Eu me identifico como militante do movimento LGBT desde que entrei na universidade. Meu primeiro encontro de estudantes foi o Fórum de Diversidade Sexual. Eu acho que a minha formação enquanto estudante e enquanto pessoa se dá muito pela militância no movimento estudantil, e especificamente pela diversidade sexual. Então eu acho que se relaciona muito. Tudo que eu faço eu acho que reflete muito isso. (ANDRÉ, em entrevista presencial semiaberta).

A extensão dos discursos políticos das militâncias empreendidas pela juventude universitária transcende seus espaços específicos de discussão e articulação de estratégias de ação, visto que processos de ocupação simbólica, direta ou indireta, estão implicados necessariamente na atuação política no campus. Na UFSC, por exemplo, já na recepção às calouras e calouros, vem ocorrendo, nos últimos anos, o primeiro contato com as representações de grupos organizados de estudantes.

Em 2013, 2014 e 2015, coletivos de alunas/os negras/os e LGBT, aliados a atuação de núcleos de pesquisa dedicados ao estudo das temáticas de gênero, sexualidade e raça desta instituição, engajaram-se em atividades de apresentação da universidade para as/os novas/os estudantes, a começar pela presença de estandes para distribuição de material informativo às portas do auditório em que se realizou a cerimônia oficial de boas- vindas às pessoas recém-ingressas. Circulou também pelo campus da universidade uma cartilha de conteúdo educativo para o combate às violências homo-lesbo-transfóbicas, machistas e capacitistas nos trotes universitários, tendo por público-alvo, principalmente, as/os calouras/os.

Mencionei ações pontuais, realizadas em uma data estratégica - o início do semestre -, mas estas se replicam durante todo o ano em diferentes contextos. Um exemplo facilmente observável são os cartazes de conteúdo politizado que são fixados em espaços públicos no campus, ocupando as paredes externas dos edifícios de salas de aula, a fachada do restaurante universitário e os murais oficiais de cada centro de ensino. Nestes, entre anúncios de aluguel e recados oficiais dos diferentes departamentos da universidade, a presença das mensagens de cunho político, que necessariamente fazem parte dos materiais produzidos por esses coletivos – mesmo os de conteúdo não necessariamente ou explicitamente combativo, como a divulgação de uma festa, por exemplo – evidenciam o quanto o contato com essa pluralidade discursiva é parte do cotidiano da universidade pública.

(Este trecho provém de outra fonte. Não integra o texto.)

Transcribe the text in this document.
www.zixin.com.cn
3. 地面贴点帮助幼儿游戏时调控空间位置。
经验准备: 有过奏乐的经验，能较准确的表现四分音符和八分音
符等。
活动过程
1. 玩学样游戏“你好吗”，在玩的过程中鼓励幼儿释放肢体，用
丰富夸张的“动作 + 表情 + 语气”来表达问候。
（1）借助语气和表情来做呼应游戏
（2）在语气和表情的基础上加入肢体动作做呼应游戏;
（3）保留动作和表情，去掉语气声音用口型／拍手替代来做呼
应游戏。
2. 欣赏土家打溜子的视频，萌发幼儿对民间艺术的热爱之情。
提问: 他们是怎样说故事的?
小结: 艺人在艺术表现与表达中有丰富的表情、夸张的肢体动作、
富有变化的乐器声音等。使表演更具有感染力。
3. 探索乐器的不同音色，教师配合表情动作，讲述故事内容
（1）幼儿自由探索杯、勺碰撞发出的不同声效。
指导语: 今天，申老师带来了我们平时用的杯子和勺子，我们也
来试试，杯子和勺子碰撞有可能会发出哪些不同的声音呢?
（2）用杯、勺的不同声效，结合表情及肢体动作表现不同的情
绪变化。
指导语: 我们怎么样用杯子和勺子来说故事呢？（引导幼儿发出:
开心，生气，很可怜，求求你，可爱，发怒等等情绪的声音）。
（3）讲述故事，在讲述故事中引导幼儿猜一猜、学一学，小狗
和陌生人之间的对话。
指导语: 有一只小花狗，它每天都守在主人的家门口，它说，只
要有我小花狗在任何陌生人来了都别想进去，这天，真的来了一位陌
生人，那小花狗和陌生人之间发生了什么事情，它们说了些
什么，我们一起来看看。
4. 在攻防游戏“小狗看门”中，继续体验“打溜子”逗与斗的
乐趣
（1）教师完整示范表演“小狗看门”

A experiência universitária pode, assim, ser compreendida como intrinsecamente permeada por mensagens que recrutam à identificação com discursos politizados, que ocupam dos lugares mais íntimos – como o fazem as pichações nas portas das cabines nos banheiros36 – às próprias “fronteiras” territoriais do campus,

marcadas em tinta nos muros da instituição e nos bairros de entorno. Esses discursos tornam-se, assim, constitutivos do cotidiano no campus, espaço que centraliza a vida social nesta etapa da trajetória no sistema de ensino. Introduz, desse modo, às/os sujeitas/os a um contexto de resistência e de possibilidade de ação, deslocando a marginalização da homossexualidade para a condição de opressão social passível de enfrentamento.